平均的には、年齢が若いほど「養護」的な関わり方が大きなウェイトを占めます。
言葉の意味②保育
保育には「見通し」が欠かせません。
・絵本を読む→○○を育てたい
・製作をする→○○を育てたい
・鬼ごっこをする→○○を育てたい
「ある1つの関わりが子供の数日後、数か月後、数年後に何らかの影響を及ぼす」という「見通し」ですね。
「保育」にも「養護」と同じく「身辺的な世話」が含まれますが、「見通し」を欠いては保育とは呼べません。
言葉の意味③教育
「教育」にも「見通し」があります。この点で「保育」と似ています。
他方、教育と保育の相違点を挙げるなら「育てようとする能力が異なる」といったところでしょうか。

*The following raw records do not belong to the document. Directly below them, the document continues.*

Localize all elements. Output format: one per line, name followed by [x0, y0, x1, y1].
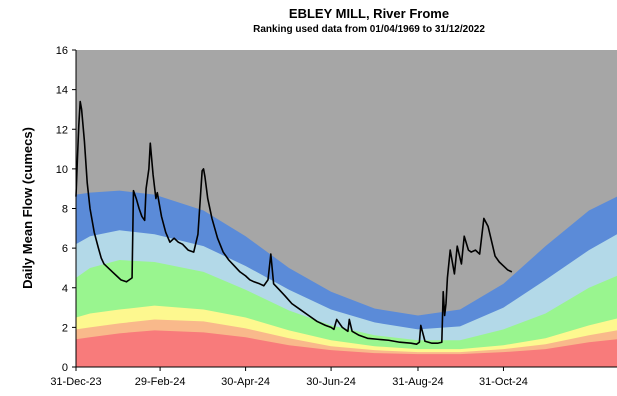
y-tick-label: 16 [56, 45, 68, 57]
x-tick-label: 30-Jun-24 [306, 376, 356, 388]
y-tick-label: 12 [56, 124, 68, 136]
y-tick-label: 2 [62, 322, 68, 334]
plot-area [75, 50, 617, 367]
axes: 0 2 4 6 8 10 12 14 16 31-Dec-23 29-Feb-24 30-Apr-24… [50, 45, 617, 388]
y-tick-label: 0 [62, 362, 68, 374]
y-tick-label: 6 [62, 243, 68, 255]
y-tick-label: 10 [56, 164, 68, 176]
y-tick-label: 4 [62, 283, 68, 295]
y-tick-label: 8 [62, 204, 68, 216]
x-tick-label: 31-Dec-23 [50, 376, 101, 388]
x-tick-label: 29-Feb-24 [135, 376, 186, 388]
x-tick-label: 31-Oct-24 [479, 376, 528, 388]
flow-series-line [75, 100, 513, 346]
y-tick-label: 14 [56, 85, 68, 97]
x-tick-label: 31-Aug-24 [392, 376, 443, 388]
chart-subtitle: Ranking used data from 01/04/1969 to 31/… [253, 24, 485, 35]
x-tick-label: 30-Apr-24 [221, 376, 270, 388]
y-axis-label: Daily Mean Flow (cumecs) [20, 127, 35, 289]
ranking-band-1 [76, 330, 617, 367]
chart-title: EBLEY MILL, River Frome [289, 6, 449, 21]
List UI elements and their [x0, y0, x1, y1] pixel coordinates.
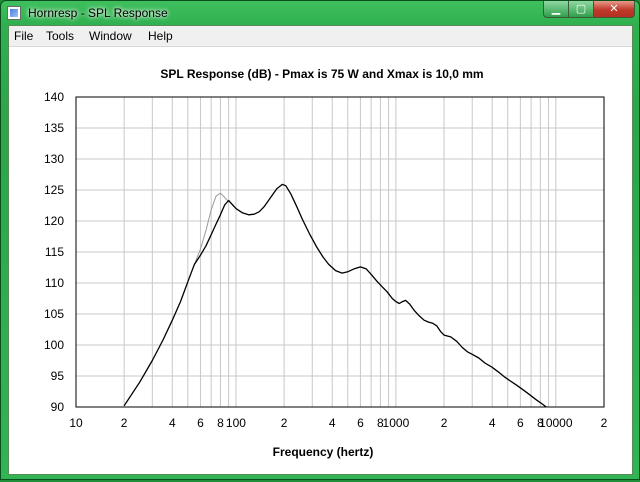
x-tick-label: 2 [601, 416, 608, 430]
x-tick-label: 2 [281, 416, 288, 430]
y-tick-label: 95 [51, 369, 65, 383]
y-tick-label: 135 [44, 121, 64, 135]
x-tick-label: 8 [217, 416, 224, 430]
y-tick-label: 115 [45, 245, 64, 259]
x-tick-label: 6 [517, 416, 524, 430]
y-tick-label: 100 [44, 338, 64, 352]
x-tick-label: 10000 [539, 416, 573, 430]
spl-curve [123, 183, 547, 408]
x-tick-label: 2 [121, 416, 128, 430]
app-icon [7, 6, 21, 20]
x-tick-label: 4 [329, 416, 336, 430]
minimize-icon: ▁ [551, 2, 561, 15]
grid-lines [76, 97, 604, 407]
maximize-icon: ▢ [575, 2, 587, 15]
menu-tools[interactable]: Tools [46, 29, 75, 43]
x-tick-label: 8 [537, 416, 544, 430]
x-tick-label: 2 [441, 416, 448, 430]
x-tick-label: 6 [197, 416, 204, 430]
x-tick-label: 8 [377, 416, 384, 430]
y-tick-label: 130 [44, 152, 64, 166]
x-tick-label: 100 [226, 416, 246, 430]
chart-panel: SPL Response (dB) - Pmax is 75 W and Xma… [9, 47, 632, 474]
close-icon: ✕ [609, 2, 619, 15]
plot-frame [75, 96, 605, 408]
y-tick-label: 125 [44, 183, 64, 197]
menu-help[interactable]: Help [148, 29, 173, 43]
menu-window[interactable]: Window [89, 29, 132, 43]
menu-file[interactable]: File [14, 29, 34, 43]
y-tick-label: 140 [44, 90, 64, 104]
close-button[interactable]: ✕ [593, 1, 635, 18]
menu-bar: File Tools Window Help [9, 26, 632, 47]
spl-curve-secondary [193, 192, 229, 265]
title-bar[interactable]: Hornresp - SPL Response ▁ ▢ ✕ [1, 1, 639, 25]
y-tick-label: 105 [44, 307, 64, 321]
x-tick-label: 10 [69, 416, 83, 430]
client-area: File Tools Window Help SPL Response (dB)… [8, 25, 633, 475]
data-series [123, 183, 547, 408]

保育では「自ら設定した目的に向かっていく力」を伸ばします。
対して、教育が目指すのは「すでにある目的に向かっていく力」の獲得。
これらの関わり方の違いは、発達心理学の「発達段階」という考え方にぴったり当てはまります。
※別の記事で詳しくお話しする予定です。
要するに
幼稚園年齢(3~6歳くらい)の子供には「やりたいことが自分の中で巻き起こり、それに向かって遊び込んでいくのが嬉しい」という特徴が見られ、そこにアプローチするのが「保育」。
小学生年齢の子供の特徴である「自分の興味関心を反映した『世の中』のことを学び、そこで発揮する力を身につけていくのが嬉しい」という部分を捉えるのが「教育」。
ということ。
以上の話からわかるように、「保育」は主に幼児、「教育」は主に小学生以上の生活を表す時の言葉です。
保育実習を成功させるための目標
実習日誌にはどんな目標を書けばいいのでしょうか。
あなたが保育実習の「目標」を考える時、以下の2点を押さえるべきです。
①子供の中から出てくる意欲を伸ばす
②意欲が一定期間持続する
それぞれ補足します。
目標を考えるポイント①子供の意欲を伸ばす
①「子供の中から出てくる意欲を伸ばす」ことを考えて目標設定する時、注意してほしいことがあります。
外から与えられた遊びに意欲的に取り組むのは難しい、ということです。
あなたが子供達に「今日は○○遊びをします」と言った時、ものすごく積極的な気持ちになる人もいるでしょうが、「今はその遊びには興味がない」という人も必ずいます。
クラスが20人なら、おそらく10人以上が「今はその遊びに興味がない」状態でしょう。
意欲がない状態で先生が考えた遊びに取り組むのは、「言われたことを言われたとおりにやる練習」にすぎません。
「◯◯遊びをする」を実習の目標にするのは馬鹿げています。
目標を考えるポイント②意欲を持続させる
②「意欲が一定期間持続する」ように目標を考える時に気をつけるポイントは?
遊びの後で子供の中に残るものがゼロだったら、それは「保育」とは呼びづらいもの。
少なくとも午前中いっぱいは同じ遊びが形を変えながら続く、という状況を実現したいところです。
いずれにしろ、「子供の意欲が一定期間持続する」ことをイメージして目標に反映するんです。
☑ 誰がどのように遊ぶか
☑ 誰と誰がどう関わるか
そのような記述で実習日誌が埋まることでしょう。
目標を考えるポイント(その他)
かまいません。
ただ、あなたが行うのは「保育」実習です。「保育」以外のことを重視するなら実習の意味がありません。挨拶したいだけならファストフード店でアルバイトする方が身につきます。
保育実習では「保育」する上での目標があるといいですね。
保育実習の目標:まとめ
保育実習の目標を立てるための「見本」が、世の中にはたくさんあります。
教科書の言葉をツギハギすれば、とても見栄えのする「目標」になるでしょう。
拾ってきた「マニュアル通り」な目標には意味がないんです。
子供は「マニュアル通り」には動きませんからね。
保育と養護と教育の違いを理解し、「自分は保育をするんだ」という意識で考えてください。
あなたの実習を成功に導いてくれる「目標」が、きっと浮かんできます。